ここまででも強烈な話ですが、まだオチがあります。足の悪い三毛ちゃんはどうなったのでしょうか。

 

2匹の同胞が引き取られた後も里親がなかなか見つからない子猫を不憫に思った子どもたちが、離乳までの間だけでも親と一緒に家の中で飼いたいと言い出しました。もちろん妻は家にすでに1匹いるのに、また2匹も入れられないとカンカンです。私も自然に任せてそのままにしていてはどうか、と消極的な返事をしました。娘が、ならば占ってみてよ、と言います。

 

これまで本格的な占いをしたことはありませんでしたが、親友の某先生から折に触れて易経と易占を学んでいました。君子の道を示すのが易のテーマです。占機(チャンス)とばかりに易をとりました。占的と言いますが、①家の中で飼う、②外でそのまま自然に任せる、③里親を探す、これしか選択肢はありません。家族全員で占いました。方法はサイコロ占いで、64種類の卦(辞)という一文字ないし二文字の漢字から答えを引き出します。本来なら変爻という手法をつけますが、私にできるのは本卦を読むくらいです。

 

①  については、「訟」という卦を得ました。訴訟、言い争いになる、と判断できます。その通りです。
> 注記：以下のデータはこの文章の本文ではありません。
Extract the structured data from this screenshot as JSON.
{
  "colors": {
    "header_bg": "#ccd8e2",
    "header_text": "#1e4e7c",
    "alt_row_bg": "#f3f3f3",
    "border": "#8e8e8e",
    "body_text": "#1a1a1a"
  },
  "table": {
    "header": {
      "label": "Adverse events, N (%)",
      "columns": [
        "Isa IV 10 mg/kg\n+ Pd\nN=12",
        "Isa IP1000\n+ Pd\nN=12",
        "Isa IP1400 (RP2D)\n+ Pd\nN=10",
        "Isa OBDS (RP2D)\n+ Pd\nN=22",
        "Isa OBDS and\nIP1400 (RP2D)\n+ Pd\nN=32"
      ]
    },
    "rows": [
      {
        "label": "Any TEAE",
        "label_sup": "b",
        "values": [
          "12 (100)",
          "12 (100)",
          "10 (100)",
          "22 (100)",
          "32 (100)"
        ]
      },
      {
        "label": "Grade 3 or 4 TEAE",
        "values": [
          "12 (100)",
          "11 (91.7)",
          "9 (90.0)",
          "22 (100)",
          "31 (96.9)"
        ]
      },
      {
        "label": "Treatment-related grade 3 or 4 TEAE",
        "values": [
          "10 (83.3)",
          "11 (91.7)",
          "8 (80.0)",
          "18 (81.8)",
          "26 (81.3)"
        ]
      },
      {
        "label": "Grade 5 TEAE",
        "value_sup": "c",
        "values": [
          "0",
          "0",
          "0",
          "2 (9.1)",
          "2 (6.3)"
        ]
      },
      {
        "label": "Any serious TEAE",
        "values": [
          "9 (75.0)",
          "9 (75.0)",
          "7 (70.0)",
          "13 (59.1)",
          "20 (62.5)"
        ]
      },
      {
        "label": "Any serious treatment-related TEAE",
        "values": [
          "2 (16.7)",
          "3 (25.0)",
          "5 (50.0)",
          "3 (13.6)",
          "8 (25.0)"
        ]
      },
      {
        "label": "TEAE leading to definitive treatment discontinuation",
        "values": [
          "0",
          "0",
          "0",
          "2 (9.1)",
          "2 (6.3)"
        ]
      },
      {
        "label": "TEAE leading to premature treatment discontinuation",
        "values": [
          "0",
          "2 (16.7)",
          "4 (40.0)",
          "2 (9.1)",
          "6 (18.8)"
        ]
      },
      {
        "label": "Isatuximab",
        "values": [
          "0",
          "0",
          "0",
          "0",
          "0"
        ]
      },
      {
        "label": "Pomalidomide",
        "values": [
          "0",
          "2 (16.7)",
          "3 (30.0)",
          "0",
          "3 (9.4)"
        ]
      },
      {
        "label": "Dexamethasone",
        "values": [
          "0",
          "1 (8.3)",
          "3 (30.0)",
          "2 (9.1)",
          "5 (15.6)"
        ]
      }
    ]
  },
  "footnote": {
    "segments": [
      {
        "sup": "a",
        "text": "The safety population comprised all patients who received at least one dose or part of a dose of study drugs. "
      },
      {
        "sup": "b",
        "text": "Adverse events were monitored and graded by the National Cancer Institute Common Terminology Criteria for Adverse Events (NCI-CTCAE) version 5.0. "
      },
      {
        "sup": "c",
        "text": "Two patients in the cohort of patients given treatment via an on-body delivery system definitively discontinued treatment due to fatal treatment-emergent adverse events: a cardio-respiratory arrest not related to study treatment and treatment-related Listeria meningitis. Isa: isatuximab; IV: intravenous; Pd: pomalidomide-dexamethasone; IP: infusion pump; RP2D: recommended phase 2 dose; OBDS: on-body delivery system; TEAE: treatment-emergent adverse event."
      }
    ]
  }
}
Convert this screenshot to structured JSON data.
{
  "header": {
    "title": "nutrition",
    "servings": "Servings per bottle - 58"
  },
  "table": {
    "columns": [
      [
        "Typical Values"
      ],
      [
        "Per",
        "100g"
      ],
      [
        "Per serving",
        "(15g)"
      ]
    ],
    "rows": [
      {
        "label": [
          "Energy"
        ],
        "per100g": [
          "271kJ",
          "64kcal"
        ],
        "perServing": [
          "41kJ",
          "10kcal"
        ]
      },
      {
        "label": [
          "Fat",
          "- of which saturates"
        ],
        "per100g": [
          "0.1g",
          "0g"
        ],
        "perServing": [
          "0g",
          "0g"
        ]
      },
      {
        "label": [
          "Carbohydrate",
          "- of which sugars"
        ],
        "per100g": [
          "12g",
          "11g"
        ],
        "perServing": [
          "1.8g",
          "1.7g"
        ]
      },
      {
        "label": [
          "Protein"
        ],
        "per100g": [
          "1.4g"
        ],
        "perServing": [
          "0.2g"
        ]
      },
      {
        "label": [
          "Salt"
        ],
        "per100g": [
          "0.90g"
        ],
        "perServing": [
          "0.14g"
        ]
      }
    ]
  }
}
妻と子供たちは多分猫のことで喧嘩ばかりするだろうし、猫たち同士も上手く行くか分かりません。家の中で喧嘩が絶えないでしょう。みんな納得し、却下です。

②  には、「剥」という卦です。山が崩れて、木もろとも剥がれ落ちるという悪い卦です。こちらも何か不吉な印象です。さあ、残るは③です。ドキドキしながら卦をとると、

③  「中孚(ちゅうふ)」と出ました。親鳥が卵を温めるのと同じように真心で待っていると、時を過たずして雛が孵化する、豚魚にまで吉が及ぶ、という私の好きな良い卦です。必ずや心の優しい里親が見つかるだろうからしっかり探してあげようね、ということでみんな納得しました。事実、あの茶トラをもらった里親が、困っているようだし、うちの子にも遊び相手の兄弟がほしいから、と申し出て貰い手が見つかりました。

 

易占いで家族の感情をまとめ、方向性を見出すこともでき、なんとか面目を保つことができました。その後あの親猫の一件です。前足の筋肉が剥げて表面から真っ白な骨が見えたとき、「剥」という辞が重なり背筋がゾクッとしました。易の神様、あるいは潜在意識は、全てを見通せるものなのでしょうか。研究してみたいものです。不思議な体験でした。